Accident Investigation Bureau (AIB) has explained that over 90 per cent of air accidents are caused by human error.
This is derived from about 54 accident investigations carried out by the agency since 2007.
It made this known yesterday when it released the causal and contributory factors on the Chanchangi Airline aircraft accident, which occurred over 12 years ago at the Port Harcourt International Airport, Rivers State.
The AIB also released reports of other three accidents and serious incidents, which occurred between May 2011 and September 2018 in Kaduna, Abuja and Zaria.
The other three reports are the Nigerian College of Aviation Technology ( NCAT) Tampico TB-9 aircraft with registration 5N-CBJ; a Beechcraft aircraft with registration N564UZ belonging to Shoreline, and a Veteran Aviation Airline EK-74798 at the Nnamdi Azikiwe International Airport, Abuja.
In the four accidents and serious incidents released by AIB, the bureau issued nine safety recommendations, aimed at improving the system and providing crucial intervention.
Speaking at the presentation of the reports yesterday, the Commissioner of AIB, Akin Olateru, said some of the accidents and serious incidents would not happen if the operators adhered strictly to the industry standards and practices, however, said the sector had improved over the years.
On the Chanchangi Airline aircraft with the registration number: 5N-BIG which crash occurred in Port Harcourt on July 14, 2008, the report stated that the decision by the pilot to land following an unstabilised approach was the singular causal factor for the crash.

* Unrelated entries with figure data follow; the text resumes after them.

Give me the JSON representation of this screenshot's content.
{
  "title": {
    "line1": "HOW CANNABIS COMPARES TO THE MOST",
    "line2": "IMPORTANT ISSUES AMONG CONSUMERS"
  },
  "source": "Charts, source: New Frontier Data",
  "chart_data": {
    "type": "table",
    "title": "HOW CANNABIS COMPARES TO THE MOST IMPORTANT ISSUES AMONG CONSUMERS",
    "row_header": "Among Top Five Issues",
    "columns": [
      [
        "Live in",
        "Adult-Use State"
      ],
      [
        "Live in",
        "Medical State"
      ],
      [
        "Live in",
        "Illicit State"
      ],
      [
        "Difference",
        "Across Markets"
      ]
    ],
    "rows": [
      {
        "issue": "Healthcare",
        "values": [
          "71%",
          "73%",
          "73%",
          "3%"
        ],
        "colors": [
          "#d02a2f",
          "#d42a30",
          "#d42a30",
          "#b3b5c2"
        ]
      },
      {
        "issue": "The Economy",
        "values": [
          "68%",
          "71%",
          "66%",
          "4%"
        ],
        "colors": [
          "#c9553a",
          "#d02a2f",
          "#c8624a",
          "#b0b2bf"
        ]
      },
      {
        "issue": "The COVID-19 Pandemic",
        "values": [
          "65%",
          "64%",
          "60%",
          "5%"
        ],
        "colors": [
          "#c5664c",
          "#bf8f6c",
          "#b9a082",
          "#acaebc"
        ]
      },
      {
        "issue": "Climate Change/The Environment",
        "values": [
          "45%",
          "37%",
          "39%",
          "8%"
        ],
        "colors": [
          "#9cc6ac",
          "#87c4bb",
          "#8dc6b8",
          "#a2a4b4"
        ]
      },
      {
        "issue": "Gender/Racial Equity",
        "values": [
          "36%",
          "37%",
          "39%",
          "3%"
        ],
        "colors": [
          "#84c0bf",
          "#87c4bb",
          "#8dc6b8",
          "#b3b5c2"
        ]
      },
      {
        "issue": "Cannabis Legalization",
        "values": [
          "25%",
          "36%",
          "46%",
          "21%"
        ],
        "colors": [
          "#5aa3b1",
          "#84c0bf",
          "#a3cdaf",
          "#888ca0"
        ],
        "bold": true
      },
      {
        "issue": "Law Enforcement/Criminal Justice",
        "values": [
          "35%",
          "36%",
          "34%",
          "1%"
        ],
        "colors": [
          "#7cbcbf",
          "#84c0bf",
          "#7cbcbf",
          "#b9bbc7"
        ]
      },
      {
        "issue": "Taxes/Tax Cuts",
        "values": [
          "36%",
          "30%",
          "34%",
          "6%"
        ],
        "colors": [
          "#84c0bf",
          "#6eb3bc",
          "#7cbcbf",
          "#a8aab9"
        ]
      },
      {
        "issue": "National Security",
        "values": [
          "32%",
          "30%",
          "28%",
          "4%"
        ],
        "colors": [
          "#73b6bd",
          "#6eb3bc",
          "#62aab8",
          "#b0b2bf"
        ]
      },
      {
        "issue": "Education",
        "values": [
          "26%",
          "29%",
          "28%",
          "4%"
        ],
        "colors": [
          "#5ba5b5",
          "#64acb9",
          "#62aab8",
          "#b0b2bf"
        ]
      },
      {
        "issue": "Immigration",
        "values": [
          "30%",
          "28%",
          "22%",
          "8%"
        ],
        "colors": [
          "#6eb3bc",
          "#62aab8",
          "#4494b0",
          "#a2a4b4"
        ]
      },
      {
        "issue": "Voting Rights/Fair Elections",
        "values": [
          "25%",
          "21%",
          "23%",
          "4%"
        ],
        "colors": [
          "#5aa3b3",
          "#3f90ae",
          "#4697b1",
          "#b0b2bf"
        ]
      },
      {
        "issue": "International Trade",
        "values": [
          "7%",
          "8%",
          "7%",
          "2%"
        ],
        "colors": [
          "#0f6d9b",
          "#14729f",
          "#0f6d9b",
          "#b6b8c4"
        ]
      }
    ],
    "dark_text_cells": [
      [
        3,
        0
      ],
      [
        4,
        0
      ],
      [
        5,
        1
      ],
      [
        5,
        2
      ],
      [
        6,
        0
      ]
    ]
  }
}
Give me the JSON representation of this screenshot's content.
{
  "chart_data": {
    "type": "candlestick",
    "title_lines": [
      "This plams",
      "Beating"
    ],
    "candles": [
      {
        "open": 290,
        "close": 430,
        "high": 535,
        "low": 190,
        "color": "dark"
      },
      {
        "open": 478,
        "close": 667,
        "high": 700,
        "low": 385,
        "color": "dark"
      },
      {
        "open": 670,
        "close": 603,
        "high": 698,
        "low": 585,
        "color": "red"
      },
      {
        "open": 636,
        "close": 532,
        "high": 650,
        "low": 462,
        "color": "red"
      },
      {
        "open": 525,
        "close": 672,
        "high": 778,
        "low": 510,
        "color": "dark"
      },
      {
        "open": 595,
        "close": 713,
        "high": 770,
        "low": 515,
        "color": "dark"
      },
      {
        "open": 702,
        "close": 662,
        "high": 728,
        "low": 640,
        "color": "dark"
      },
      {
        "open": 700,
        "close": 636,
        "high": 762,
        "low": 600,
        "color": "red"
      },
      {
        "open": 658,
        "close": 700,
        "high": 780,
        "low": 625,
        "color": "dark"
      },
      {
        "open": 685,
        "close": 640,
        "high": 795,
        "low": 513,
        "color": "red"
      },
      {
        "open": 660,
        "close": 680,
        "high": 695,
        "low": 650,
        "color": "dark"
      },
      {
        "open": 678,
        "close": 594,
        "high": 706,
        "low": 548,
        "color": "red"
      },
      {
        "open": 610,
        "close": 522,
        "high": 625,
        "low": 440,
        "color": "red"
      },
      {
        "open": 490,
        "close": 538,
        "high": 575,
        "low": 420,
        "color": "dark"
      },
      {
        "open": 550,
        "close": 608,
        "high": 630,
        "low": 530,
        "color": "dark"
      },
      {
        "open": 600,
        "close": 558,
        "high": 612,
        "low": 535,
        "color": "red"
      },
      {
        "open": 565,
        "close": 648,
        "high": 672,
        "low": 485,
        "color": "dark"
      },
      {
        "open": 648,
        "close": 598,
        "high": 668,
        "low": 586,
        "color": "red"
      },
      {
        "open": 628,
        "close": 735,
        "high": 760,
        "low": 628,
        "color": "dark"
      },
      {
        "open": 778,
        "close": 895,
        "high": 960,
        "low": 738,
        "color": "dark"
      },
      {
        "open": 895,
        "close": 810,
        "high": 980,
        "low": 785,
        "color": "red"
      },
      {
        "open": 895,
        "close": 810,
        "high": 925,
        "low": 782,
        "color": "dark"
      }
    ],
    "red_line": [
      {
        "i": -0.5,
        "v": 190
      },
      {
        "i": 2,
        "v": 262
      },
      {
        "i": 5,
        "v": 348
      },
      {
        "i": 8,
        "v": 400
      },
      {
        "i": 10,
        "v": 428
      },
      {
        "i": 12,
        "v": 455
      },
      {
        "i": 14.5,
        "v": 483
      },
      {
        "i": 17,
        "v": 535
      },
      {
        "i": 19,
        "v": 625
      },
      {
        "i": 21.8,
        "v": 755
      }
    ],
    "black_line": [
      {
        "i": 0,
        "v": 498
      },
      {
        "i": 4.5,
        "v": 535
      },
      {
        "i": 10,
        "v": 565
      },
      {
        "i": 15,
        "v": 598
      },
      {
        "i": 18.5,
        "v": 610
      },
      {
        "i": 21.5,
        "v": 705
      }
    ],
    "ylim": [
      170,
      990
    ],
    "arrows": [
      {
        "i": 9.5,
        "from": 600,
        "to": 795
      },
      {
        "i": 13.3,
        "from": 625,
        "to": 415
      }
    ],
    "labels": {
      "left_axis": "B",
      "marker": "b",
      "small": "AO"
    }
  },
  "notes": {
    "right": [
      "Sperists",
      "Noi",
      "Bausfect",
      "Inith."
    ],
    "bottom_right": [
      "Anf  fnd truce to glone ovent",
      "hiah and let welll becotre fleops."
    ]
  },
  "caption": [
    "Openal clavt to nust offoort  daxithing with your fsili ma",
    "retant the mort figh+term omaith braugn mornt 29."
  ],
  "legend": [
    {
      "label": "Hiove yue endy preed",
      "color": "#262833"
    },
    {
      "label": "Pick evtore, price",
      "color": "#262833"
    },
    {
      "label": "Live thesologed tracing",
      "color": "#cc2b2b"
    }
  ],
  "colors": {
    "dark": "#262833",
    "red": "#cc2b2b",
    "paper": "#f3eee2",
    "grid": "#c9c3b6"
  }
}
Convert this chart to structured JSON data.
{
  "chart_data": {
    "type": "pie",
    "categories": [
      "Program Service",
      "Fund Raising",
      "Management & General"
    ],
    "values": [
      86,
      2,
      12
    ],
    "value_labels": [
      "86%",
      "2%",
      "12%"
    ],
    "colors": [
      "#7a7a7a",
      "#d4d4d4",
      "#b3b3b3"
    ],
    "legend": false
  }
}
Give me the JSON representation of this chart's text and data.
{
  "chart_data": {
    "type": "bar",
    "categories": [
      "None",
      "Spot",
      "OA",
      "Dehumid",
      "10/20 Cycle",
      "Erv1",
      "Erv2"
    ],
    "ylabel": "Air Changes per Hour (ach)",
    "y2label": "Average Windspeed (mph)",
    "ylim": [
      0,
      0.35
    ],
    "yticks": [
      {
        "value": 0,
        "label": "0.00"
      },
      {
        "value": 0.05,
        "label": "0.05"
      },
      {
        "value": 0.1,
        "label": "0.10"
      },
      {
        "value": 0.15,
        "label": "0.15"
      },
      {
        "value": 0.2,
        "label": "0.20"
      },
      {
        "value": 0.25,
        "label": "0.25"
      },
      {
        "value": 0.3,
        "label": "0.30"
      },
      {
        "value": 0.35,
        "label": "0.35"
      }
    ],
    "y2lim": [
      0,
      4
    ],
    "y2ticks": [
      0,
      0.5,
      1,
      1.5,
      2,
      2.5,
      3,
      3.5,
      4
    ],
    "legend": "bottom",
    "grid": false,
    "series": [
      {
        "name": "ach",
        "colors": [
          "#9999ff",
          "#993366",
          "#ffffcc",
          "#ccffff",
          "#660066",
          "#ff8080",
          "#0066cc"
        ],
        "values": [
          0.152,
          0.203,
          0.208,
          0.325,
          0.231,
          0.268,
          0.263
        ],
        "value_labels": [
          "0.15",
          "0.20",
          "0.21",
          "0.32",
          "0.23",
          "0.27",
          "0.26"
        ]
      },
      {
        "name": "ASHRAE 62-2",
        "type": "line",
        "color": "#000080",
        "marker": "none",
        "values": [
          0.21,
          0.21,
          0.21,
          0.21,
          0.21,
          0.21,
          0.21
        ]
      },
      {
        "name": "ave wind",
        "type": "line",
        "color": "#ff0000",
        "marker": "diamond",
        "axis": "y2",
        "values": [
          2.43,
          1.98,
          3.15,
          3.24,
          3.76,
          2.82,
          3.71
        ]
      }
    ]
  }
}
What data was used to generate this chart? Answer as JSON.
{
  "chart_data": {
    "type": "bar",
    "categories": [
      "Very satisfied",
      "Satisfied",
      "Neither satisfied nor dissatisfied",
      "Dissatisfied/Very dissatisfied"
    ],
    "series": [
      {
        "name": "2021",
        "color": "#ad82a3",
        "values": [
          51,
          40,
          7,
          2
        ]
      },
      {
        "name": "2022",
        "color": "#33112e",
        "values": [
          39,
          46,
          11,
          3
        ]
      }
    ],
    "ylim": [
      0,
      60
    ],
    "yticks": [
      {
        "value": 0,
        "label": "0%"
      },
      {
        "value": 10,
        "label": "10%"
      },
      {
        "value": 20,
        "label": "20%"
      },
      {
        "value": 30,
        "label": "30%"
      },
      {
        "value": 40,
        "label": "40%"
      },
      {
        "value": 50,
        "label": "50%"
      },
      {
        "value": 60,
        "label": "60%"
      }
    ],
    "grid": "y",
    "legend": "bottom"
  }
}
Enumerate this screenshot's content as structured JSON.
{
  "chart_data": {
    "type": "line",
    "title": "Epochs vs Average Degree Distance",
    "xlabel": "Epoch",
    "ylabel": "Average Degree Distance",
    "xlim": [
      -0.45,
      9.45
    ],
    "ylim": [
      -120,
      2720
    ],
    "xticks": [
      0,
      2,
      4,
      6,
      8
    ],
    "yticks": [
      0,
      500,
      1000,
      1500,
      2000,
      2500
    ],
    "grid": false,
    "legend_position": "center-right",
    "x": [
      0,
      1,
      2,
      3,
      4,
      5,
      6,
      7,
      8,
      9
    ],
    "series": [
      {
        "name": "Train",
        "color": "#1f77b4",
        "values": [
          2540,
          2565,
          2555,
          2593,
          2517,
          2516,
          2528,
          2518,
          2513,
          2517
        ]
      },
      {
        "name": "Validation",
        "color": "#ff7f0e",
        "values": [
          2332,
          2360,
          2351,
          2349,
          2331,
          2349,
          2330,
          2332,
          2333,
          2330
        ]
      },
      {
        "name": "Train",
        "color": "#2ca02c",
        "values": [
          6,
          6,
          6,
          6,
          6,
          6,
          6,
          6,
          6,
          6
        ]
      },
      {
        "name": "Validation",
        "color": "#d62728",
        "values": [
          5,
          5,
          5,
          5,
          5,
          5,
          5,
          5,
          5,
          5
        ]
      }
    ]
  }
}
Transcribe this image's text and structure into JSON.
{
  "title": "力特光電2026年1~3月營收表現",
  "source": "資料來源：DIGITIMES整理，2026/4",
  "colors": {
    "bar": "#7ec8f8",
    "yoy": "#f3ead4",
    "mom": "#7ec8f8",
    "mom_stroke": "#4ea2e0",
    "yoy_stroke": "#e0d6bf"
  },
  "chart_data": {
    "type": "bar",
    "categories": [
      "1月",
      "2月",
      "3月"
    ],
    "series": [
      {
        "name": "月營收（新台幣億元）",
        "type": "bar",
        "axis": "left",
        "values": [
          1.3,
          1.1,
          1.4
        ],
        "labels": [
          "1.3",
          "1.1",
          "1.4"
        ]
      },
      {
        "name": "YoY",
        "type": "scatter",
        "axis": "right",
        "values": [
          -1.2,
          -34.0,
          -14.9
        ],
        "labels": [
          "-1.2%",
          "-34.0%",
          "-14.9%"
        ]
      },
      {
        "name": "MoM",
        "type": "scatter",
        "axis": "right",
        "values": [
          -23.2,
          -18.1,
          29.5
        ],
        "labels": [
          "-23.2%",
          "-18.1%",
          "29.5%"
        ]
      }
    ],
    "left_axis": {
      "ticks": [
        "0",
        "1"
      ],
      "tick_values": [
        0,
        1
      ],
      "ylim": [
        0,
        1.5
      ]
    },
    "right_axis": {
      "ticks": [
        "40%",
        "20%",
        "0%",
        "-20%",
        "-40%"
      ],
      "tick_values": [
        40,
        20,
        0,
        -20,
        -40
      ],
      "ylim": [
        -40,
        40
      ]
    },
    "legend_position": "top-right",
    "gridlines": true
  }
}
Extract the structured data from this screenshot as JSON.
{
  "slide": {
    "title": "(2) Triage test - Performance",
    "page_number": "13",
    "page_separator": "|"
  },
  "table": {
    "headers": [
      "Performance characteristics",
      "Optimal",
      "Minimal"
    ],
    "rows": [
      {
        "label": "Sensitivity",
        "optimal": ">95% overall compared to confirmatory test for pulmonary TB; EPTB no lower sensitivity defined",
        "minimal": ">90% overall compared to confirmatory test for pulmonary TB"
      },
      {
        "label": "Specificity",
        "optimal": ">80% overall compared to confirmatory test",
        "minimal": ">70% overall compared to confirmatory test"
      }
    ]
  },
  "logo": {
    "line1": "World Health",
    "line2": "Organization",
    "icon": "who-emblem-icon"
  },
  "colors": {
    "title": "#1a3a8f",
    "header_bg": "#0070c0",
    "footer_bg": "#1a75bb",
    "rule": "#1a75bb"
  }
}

According to the report, the pilot ought to have initiated a go-around before landing the Boeing 737-282 aircraft.
AIB also identified two contributory factors to the crash, which had 47 persons on board-41 passengers, two flight crew and four flight attendants with three hours fuel in its tank.
The contributory factors, according to Olateru, were the deteriorating weather conditions with a line squall, “which prevented a diversion to the alternates and the wet runway with significant patches of standing water.”
The report did not however issue any safety recommendation on the Chanchangi Airline aircraft accident, saying all the issues, which led to the crash had been addressed by the respective bodies.
He, however, regretted that the report was coming 12 years after the crash, but attributed some challenges in the system to the delay in early release of the report.
According to him, ‘’There is no excuse to keep a report for seven years or more. As we speak, Chanchangi is gone and so if we released a safety recommendation, it will be an open item, and this is why there has to be speed in the release of accident reports.
“I cannot speak for my predecessors. All I can say is there were a lot of challenges with the workforce and procedures, and so with the help for the National Assembly and the Minister of Aviation, we have been able to temporarily solve some of these problems.”
On the accident involving the Tampico TB-9 aircraft operated by the Nigerian College of Aviation Technology (NCAT) Zaria, with nationality and registration marks 5N-CBJ, AIB said late decision to initiate a go-around after touchdown resulted in loss of directional control of the aircraft after landing.
On the Beechcraft C90 aircraft with nationality and registration mark N364UZ, operated by Shoreline Energy International Limited (SEIL), the aircraft crashed on a farm land and engulfed in flames with the two occupants fatally injured.
The AIB discovered a non-adherence to approved storage procedure, calling for regulatory oversight on flight operations and maintenance of foreign registered aircraft in Nigeria.
The AIB also suggested four safety recommendations all to the Nigerian civil Aviation Authority (NCAA).
The last accident report on 747-200 aircraft penates by Veteran Avia Airlines limited EK-74798 at the Abuja Airport had as contributory factors lack of briefing by the Saudi dispatcher during pre-flight, missing runway status on Abuja ATIS information, ineffective communication between crew and ATC among others.